Produkowane na zamówienie w małych partiach
Tarzan to nie tylko półnagi mężczyzna z dżungli i mąż Natashy Korolevy. AvtoVAZ dokonał również tak niewielkiej próby przekroczenia napędu na wszystkie koła Nivy z wygodniejszym nadwoziem pasażera z modeli z napędem na przednie koła!
„Tarzana” powstała dzięki wspólnym wysiłkom eksperymentalno-przemysłowej produkcji zakładu, firmy „Lada-Consul” i studia projektowego Decon. W samochodzie pierwszej generacji zastosowano seryjne nadwozia Samara (3- i 5-drzwiowe włazy oraz 4-drzwiowy sedan), które zostały umieszczone na ramie. A na to z kolei przykręcili seryjne jednostki od "Nivy" - silnik, skrzynię biegów, razdatka, zawieszenie, sterowanie ... Oryginalna była sama rama, wydłużone wały kardana, sprężyny i amortyzatory. Nawiasem mówiąc, tylne hamulce były tarczowe, a tylne zawieszenie było niezależne, złożone z przednich części zawieszenia tej samej „Nivy”! Otwór między ramą a nadwoziem został zamaskowany nakładkami, a przedłużenia nadkoli i zaawansowane zderzaki sprawiły, że Tarzan-1 wyglądał jak prototyp Dakaru. Co więcej, dla obiektów użyteczności publicznej nadal produkowano nie mniej oryginalnie wyglądający model „Tarzan-UTS”. Lada Revolution
Rewolucja Łada 3
Wydano kilkadziesiąt wyścigowych rewolucji
Projekt Lada Revolution to zdecydowanie jedno z najbardziej znanych przedsięwzięć AvtoVAZ z okazji pierwszej dziesiątej rocznicy tego wieku. Ognisty czerwony jednomiejscowy sportowy prototyp Revolution zadebiutował głośno w 2003 roku na pokazach motoryzacyjnych w Moskwie i Frankfurcie. W rzeczywistości był to samochód wyścigowy, który wziął udział w mono-pucharze o tej samej nazwie, który odbywał się w AvtoVAZ National Racing Series w latach 2004-2008. Zaplanowano również wypuszczenie wersji drogowej.

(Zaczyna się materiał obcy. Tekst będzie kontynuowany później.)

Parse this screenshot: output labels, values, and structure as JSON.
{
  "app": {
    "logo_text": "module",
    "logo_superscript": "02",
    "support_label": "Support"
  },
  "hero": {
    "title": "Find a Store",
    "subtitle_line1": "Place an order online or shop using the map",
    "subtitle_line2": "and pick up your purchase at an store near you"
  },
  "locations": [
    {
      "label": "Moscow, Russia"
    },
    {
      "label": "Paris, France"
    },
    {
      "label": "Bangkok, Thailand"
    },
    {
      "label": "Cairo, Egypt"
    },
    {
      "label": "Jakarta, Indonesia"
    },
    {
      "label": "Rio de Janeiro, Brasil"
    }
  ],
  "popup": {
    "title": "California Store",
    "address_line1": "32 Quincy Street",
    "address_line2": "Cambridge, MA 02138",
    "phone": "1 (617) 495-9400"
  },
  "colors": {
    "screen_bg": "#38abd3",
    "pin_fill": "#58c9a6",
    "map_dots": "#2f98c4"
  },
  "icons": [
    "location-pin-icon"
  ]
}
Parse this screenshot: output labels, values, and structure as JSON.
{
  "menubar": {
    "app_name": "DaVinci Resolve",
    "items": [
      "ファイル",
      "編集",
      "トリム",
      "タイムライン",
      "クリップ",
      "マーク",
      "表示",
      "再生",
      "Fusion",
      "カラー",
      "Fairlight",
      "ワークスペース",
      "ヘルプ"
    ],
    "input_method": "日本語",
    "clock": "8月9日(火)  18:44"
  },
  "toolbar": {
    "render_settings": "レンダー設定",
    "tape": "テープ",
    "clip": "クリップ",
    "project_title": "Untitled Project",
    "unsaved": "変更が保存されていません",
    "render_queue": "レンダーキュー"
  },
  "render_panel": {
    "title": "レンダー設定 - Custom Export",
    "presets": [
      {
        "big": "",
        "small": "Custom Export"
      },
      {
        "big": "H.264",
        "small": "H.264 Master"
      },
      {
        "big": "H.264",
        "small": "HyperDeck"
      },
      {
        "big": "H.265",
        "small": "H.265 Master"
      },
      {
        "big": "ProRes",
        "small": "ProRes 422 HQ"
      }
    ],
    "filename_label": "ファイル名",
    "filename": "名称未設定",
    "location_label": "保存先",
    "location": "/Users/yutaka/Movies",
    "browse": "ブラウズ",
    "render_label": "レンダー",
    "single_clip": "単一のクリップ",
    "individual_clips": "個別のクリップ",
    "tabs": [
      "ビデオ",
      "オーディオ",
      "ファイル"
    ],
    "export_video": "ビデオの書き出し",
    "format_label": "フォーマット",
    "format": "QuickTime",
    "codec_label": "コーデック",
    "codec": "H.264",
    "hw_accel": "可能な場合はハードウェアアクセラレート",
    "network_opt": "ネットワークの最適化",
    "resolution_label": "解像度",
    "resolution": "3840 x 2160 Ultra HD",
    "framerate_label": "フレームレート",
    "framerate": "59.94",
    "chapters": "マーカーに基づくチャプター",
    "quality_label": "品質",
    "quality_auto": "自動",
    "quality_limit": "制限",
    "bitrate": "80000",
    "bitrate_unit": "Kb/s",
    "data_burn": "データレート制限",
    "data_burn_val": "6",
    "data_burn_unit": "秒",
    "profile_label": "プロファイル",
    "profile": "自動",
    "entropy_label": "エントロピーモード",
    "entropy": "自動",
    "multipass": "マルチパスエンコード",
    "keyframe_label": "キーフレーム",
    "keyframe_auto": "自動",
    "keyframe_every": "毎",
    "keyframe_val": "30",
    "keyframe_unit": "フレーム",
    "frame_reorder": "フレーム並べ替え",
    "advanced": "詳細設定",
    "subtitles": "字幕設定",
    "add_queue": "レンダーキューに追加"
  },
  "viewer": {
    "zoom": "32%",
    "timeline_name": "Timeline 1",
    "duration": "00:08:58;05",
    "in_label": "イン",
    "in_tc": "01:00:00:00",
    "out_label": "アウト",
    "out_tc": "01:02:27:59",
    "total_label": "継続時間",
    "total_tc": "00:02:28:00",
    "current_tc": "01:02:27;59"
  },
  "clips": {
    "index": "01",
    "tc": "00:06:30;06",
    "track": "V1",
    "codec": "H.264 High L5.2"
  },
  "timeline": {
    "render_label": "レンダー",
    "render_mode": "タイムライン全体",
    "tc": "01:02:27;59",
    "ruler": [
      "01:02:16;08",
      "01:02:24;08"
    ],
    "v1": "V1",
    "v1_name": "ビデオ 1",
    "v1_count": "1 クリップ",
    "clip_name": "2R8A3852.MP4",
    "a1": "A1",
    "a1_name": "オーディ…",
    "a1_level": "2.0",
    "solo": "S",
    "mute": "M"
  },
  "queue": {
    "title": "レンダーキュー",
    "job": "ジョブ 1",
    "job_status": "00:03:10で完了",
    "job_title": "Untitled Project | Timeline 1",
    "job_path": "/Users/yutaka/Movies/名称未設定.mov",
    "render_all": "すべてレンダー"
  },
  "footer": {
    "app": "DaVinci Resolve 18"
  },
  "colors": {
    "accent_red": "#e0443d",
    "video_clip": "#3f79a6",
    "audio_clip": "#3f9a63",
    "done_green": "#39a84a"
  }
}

W pełni zaprojektowany i zbudowany przez znaną firmę Togliatti „Torgmash”, sportowy prototyp Lada Revolution ważył zaledwie 670 kg i był wyposażony w silnik wolnossący VAZ o pojemności 1,6 litra, początkowo o mocy 165, a później 215 KM. Silnik był agregowany z 5-biegową skrzynią krzywkową „Torgmash”, a najpotężniejszy Łada Revolution rozpędzał się do 100 km / h tylko w około 6,5 sekundy. Ale w 2008 roku wybuchł kryzys, tańsze samochody pierścieniowe stały się bardziej istotne i po wyprodukowaniu kilkudziesięciu samochodów projekt wyścigowy Lada Revolution cicho zniknął.
Rewolucja Łada 3
Ale do widzenia, Lada wciąż unikał jeszcze jednej małej rewolucji! Tak więc w 2008 roku na targach motoryzacyjnych w Paryżu pokazano koncepcję „cywilnego” samochodu sportowego z silnikiem umieszczonym centralnie, Lada Revolution 3, wykonanego przez dział VAZ firmy Lada Sport na podstawie prototypu pierścienia. Sercem Revolution 3 była stalowa rama kosmiczna, na której umieszczono lekkie, niedrogie plastikowe panele. Samochód ważył niewiele ponad 1 tonę. Dla wersji z napędem na tylne koła zaplanowano 2-litrowy turbodoładowany silnik Renault z odrzutem (245 KM, 310 Nm), z którym przyspieszenie do 100 km / h miało zająć tylko 5,9 sekundy. Zakładano również wersję z napędem na wszystkie koła z 3,7-litrowym silnikiem Nissana o mocy 350 KM. Cena może być, jeśli nie budżetowa, wyraźnie tańsza niż analogi. Ale, niestety, samochód sportowy VAZ pozostał tylko na etapie projektu.